Hearings set in Romeo death case


CONEJOS — The freezer in a small, abandoned store allegedly became a sealed coffin for the remains of James H. Sprouse, 77, some time between June 3 and 12, 2016.
His step-grandson, Michael John Robinson, now 35, will appear at 9 a.m. Thursday, Jan. 10, 2019 for motions, again at 9 a.m. Friday, Jan. 11 and Friday, Jan. 25 for more motions, with trial set to begin at 8 a.m. Jan. 28.
He is charged with first-degree murder, a class one felony; tampering with physical evidence in an attempt to conceal the remains, a class six felony; and aggravated motor vehicle theft in the first degree, a class five felony, for leaving Colorado in Sprouse’s vehicle.
Robinson was bound over for trial in November 2017.
In June 2016, Sprouse’s vehicle was located in California. The license plates had been removed and paperwork found inside included Robinson’s birth certificate.
Robinson, called a transient by authorities there, was found in the restroom at a nearby park.
He had come under law enforcement radar in San Diego, Calif. when he was contacted while sleeping on a park bench.
It was determined the transient was Robinson and a California detective agreed to interview him.
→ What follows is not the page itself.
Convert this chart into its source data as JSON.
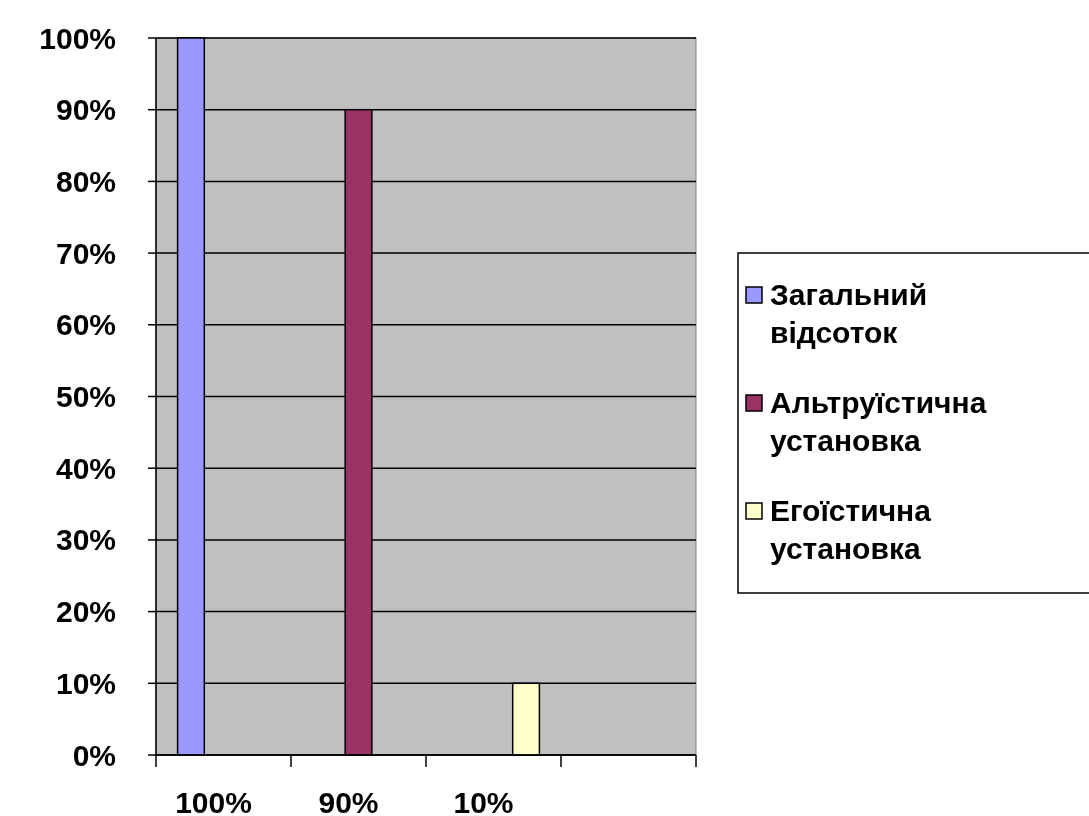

He was held as a person of interest.
During questioning, Robinson claimed to have been attacked in San Diego and the resultant head injury had affected his memory.
Conejos County Judge Kimberly Cortez bound Robinson over for trial.
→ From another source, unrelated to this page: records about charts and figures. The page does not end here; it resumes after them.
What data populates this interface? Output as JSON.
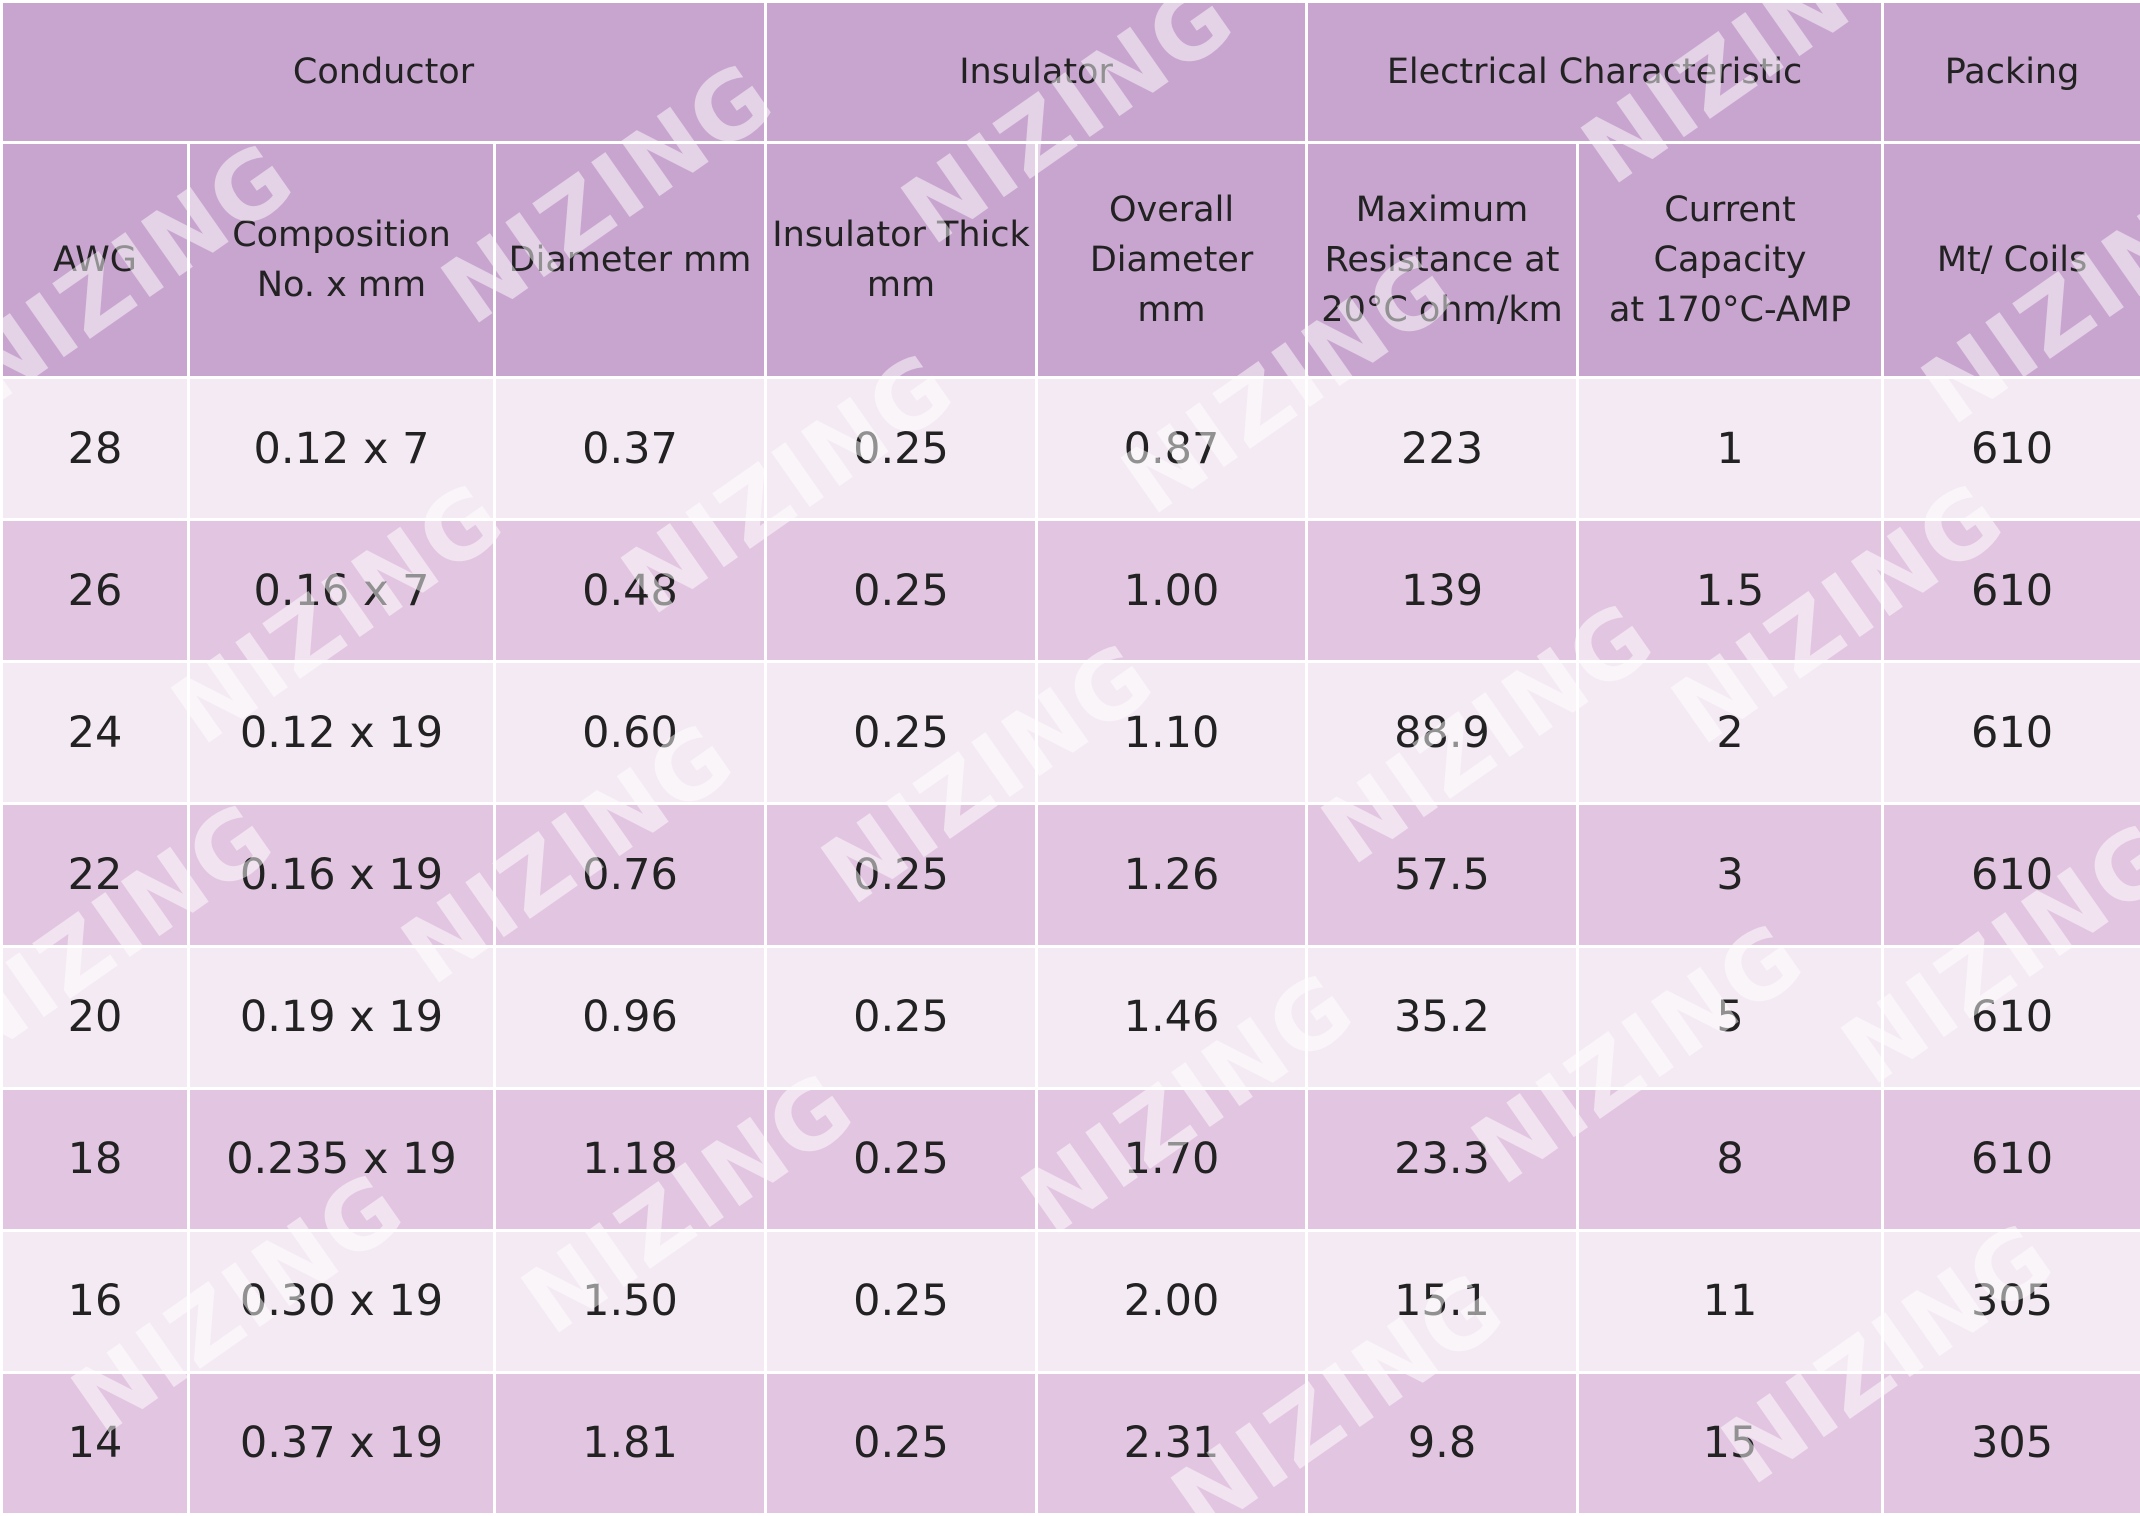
{
  "header": {
    "groups": [
      "Conductor",
      "Insulator",
      "Electrical Characteristic",
      "Packing"
    ],
    "columns": [
      "AWG",
      "Composition\nNo. x mm",
      "Diameter mm",
      "Insulator Thick\nmm",
      "Overall\nDiameter\nmm",
      "Maximum\nResistance at\n20°C ohm/km",
      "Current Capacity\nat 170°C-AMP",
      "Mt/ Coils"
    ]
  },
  "table": {
    "rows": [
      [
        "28",
        "0.12 x 7",
        "0.37",
        "0.25",
        "0.87",
        "223",
        "1",
        "610"
      ],
      [
        "26",
        "0.16 x 7",
        "0.48",
        "0.25",
        "1.00",
        "139",
        "1.5",
        "610"
      ],
      [
        "24",
        "0.12 x 19",
        "0.60",
        "0.25",
        "1.10",
        "88.9",
        "2",
        "610"
      ],
      [
        "22",
        "0.16 x 19",
        "0.76",
        "0.25",
        "1.26",
        "57.5",
        "3",
        "610"
      ],
      [
        "20",
        "0.19 x 19",
        "0.96",
        "0.25",
        "1.46",
        "35.2",
        "5",
        "610"
      ],
      [
        "18",
        "0.235 x 19",
        "1.18",
        "0.25",
        "1.70",
        "23.3",
        "8",
        "610"
      ],
      [
        "16",
        "0.30 x 19",
        "1.50",
        "0.25",
        "2.00",
        "15.1",
        "11",
        "305"
      ],
      [
        "14",
        "0.37 x 19",
        "1.81",
        "0.25",
        "2.31",
        "9.8",
        "15",
        "305"
      ]
    ]
  },
  "watermark": "NIZING"
}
Conejos County Sheriff’s Sergeant Margarita Ortega said she went on a welfare check regarding Sprouse, but couldn’t get into the house, so she obtained a warrant to make sure no one was there.
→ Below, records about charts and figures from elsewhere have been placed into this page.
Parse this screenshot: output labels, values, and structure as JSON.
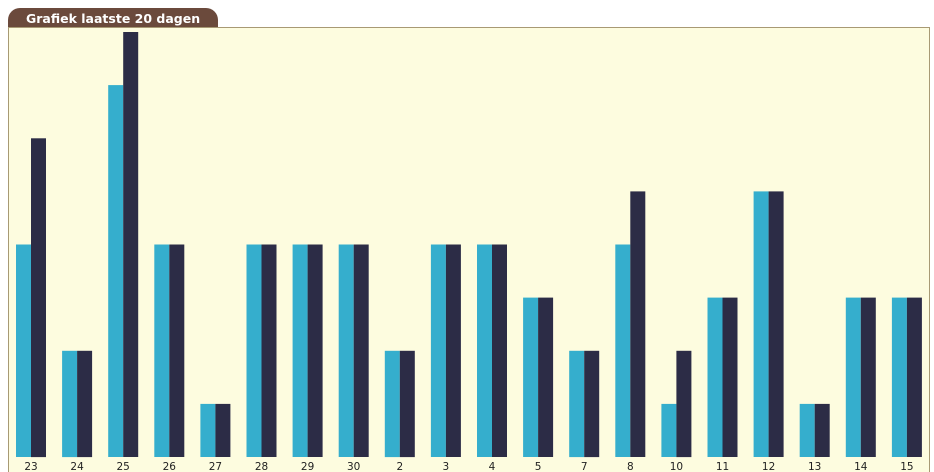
{
  "title": "Grafiek laatste 20 dagen",
  "colors": {
    "series1": "#35aecd",
    "series2": "#2c2c46",
    "background": "#fdfcdf",
    "tab": "#6b4a3c"
  },
  "chart_data": {
    "type": "bar",
    "title": "Grafiek laatste 20 dagen",
    "xlabel": "",
    "ylabel": "",
    "grid": false,
    "legend": "none",
    "categories": [
      "23",
      "24",
      "25",
      "26",
      "27",
      "28",
      "29",
      "30",
      "2",
      "3",
      "4",
      "5",
      "7",
      "8",
      "10",
      "11",
      "12",
      "13",
      "14",
      "15"
    ],
    "series": [
      {
        "values": [
          4,
          2,
          7,
          4,
          1,
          4,
          4,
          4,
          2,
          4,
          4,
          3,
          2,
          4,
          1,
          3,
          5,
          1,
          3,
          3
        ]
      },
      {
        "values": [
          6,
          2,
          8,
          4,
          1,
          4,
          4,
          4,
          2,
          4,
          4,
          3,
          2,
          5,
          2,
          3,
          5,
          1,
          3,
          3
        ]
      }
    ],
    "ylim": [
      0,
      8
    ]
  }
}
Robinson became a person of interest, she said, and it was learned that Sprouse told people he was afraid of Robinson about two weeks before anyone last heard from him.
An examination of Sprouse’s bank records caught Ortega’s attention as his debit card was being used in places outside the San Luis Valley, as if whoever had it was headed for California.
Family members said they never knew Sprouse to travel anywhere so they didn't believe he was using the card.
Valuable items found in the residence generally ruled out robbery as a motive.
Investigation was complicated by the fact that electricity had been cut off at the building in June 2016 and in April 2017, another search warrant was executed to look for human remains or signs of a crime.
With no electricity available and using only natural light, Ortega said she walked through the building but didn’t see any blood and there was no odor of decomposition.
Agents with the Colorado Bureau of Investigation (CBI) arrived April 19 to assist with investigation at the residence.

Freezer discovered
CBI Agent Dennis Honeycutt, a crime scene specialist, detailed discovery of the freezer in a side room.
The appliance was completely covered with layers of plastic wrap and that wrap was secured with layers of duct tape.
Two dumbbells and some other items were on top and the opening had been sealed with spray paint.
Two mattresses were folded up nearby. Honeycutt said when they were spread out, they “contained a great deal of blood.”
The plastic wrap had to be cut off the freezer and the seal created by the paint was pried off.
Honeycutt said a human body was inside, but there was little odor of decay. The remains also were wrapped in plastic.

No signs of a struggle
There were no signs of a struggle, though a bloody pillow was found in the living room and some blood splatters on the nearby sofa.
A derivative of the blood splatter detector luminol, was sprayed and showed blood traces several places in the residence.
The freezer was shut and sealed again until the court ordered it transported to the El Paso County Coroner’s Office.
Injuries to one side of Sprouse’s head indicated he had been struck in the right temple and death was due to blunt force trauma.
There was no evidence of heart attack, stroke or any other natural cause of death.
Honeycutt said it couldn’t be determined if the body had been frozen and then thawed over time and the exact time and date of death also could not be determined.
Skin from the body’s hands was used to positively identify the remains as belonging to Sprouse, whose prints were on record due to an earlier arrest.
There were no evident injuries to the hands of arms, so Crouch said Sprouse apparently did not fight back.
Ashley Fetyko, 12th Judicial District chief trial deputy, told the judge that the people wanted Robinson bound over and said the preliminary hearing was to establish probable cause that a crime had been committed
Public Defender Kalie Latendres pointed out the length of time no one knew where Sprouse was.
Cortez called the preliminary hearing a “screening tool” and found probable cause that Robinson could be tried for first-degree murder, given the manner of death, the type of injury and the manner of concealing the corpse.